Yup - a dusty, decaying, depressed-looking city.

God how I miss it.

Mark said...

Jeremiah, there were less people living in the city then. It wasn't desolate. It's just way overcrowded now and you're not used to seeing without the hordes.

As far as anonymous, well...the people who returned from the suburbs with their strollers and their chain stores are exactly what ruined the character of this city. If you'd actually been here in those years, you wouldn't be calling it a cesspool. It was our playground.

Long time reader, first time commenter said...

Been following this blog since its inception and one thing I notice about then and now is that more and more anonymous are commenting about how they hate the old and change is inevitable and are pro-suburbanification of NYC. They are not happy with gentrifying NYC; they must also gentrify this blog.

Jeremiah Moss said...

Long-Time, i think you're right about that.

i'm not really saying the city was empty then, in reality, but that the version of the city seen in these photos is empty. my writing, however, might not be so clear.

Conan1982 said...

This was when New York was still a great place to live. Between the diversity of neighborhoods, experiences and people there was always something out there worth doing or seeing. Now it's become a playground for tourists and the rich.

BabyDave said...

Nice find. Thanks for sharing, fellow reader.
And the Clover Deli!
http://www.flickr.com/photos/m-joedicke/3733074814/in/set-72157612651284526/
It's still there, with its great sign.

Jack Womack said...

Jeremiah, when I moved here in 1977 the population was I think right around 7 million, and it's now nearly 8.4 million; and there are so many more tourists (local and farflung) here as well, all the time, and everywhere. When I see these photos I realize it was only within the past ten years it's become so much more, well, teeming.

Ken Mac said...

Look at all those parking lots and empty streets! At least Clover Deli is still there, and the same

John M said...

Please, God, take me back and let me live there where I belong.

Anonymous said...

"the photos are dreary and desolate. there are very few people or activity in them. Anon 10:08, if you like the suburbs so much, maybe they're calling your name."

I've lived in Manhattan for my entire adult life, but I'll happily relocate to the suburbs should the city once again become a budding Detroit.

Brian Dubé said...

I remember the city like this. It's a good thing we can occasionally find remnants of Old New York in today's city.
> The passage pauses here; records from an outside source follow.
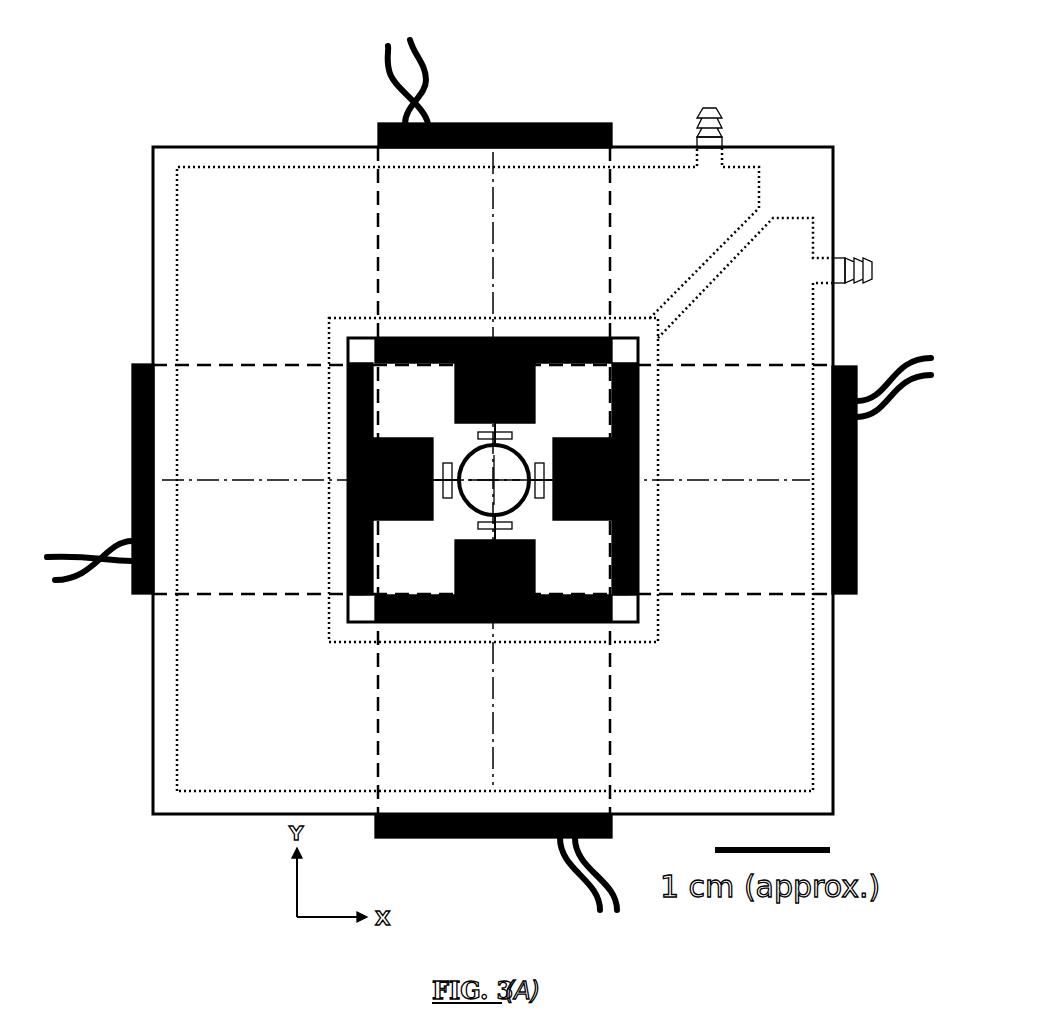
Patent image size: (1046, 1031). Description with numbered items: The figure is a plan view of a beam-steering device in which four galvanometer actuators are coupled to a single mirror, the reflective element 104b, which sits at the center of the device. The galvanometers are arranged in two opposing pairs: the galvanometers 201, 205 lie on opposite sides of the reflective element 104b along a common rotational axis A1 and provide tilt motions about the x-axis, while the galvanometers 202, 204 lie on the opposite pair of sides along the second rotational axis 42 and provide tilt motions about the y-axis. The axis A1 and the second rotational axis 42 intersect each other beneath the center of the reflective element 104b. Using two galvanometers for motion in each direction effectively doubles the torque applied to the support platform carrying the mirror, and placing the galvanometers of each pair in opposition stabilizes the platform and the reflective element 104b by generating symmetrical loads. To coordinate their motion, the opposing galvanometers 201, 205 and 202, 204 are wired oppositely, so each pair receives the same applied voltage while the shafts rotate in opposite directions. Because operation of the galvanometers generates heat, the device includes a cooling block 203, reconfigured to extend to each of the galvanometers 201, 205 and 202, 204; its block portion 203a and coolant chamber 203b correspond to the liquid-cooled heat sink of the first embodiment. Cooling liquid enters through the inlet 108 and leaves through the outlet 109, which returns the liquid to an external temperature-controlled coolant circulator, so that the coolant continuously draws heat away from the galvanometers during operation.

The galvanometer 201 is at (462, 838).
The galvanometer 202 is at (845, 594).
The galvanometer 204 is at (142, 595).
The galvanometer 205 is at (503, 123).
The cooling block 203 is at (836, 733).
The first region of substrate 203a is at (811, 761).
The second region of substrate 203b is at (790, 676).
The inlet 108 is at (722, 118).
The outlet 109 is at (858, 285).
The reflective element 104b is at (522, 508).
The second rotational axis 42 is at (688, 483).
The first rotational axis A1 is at (492, 671).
Change is inevitable, but luckily there are things that have been either preserved or left over.

Anonymous said...

This could just be careful editing and selecting of pics or me romanticizing a New York I never knew, but something about these struck me as being aimed at a future generation.

It almost appears someone went back in time to snap photos of things that would be gone in just a few decades.

Whereas we most often see pictures of people or events, here there is a focus on advertisements, businesses, empty lots, facades, classic transportation - all gone now or radically changed - yet they are featured as if the photographer knew the impact these images it would have on a viewer today.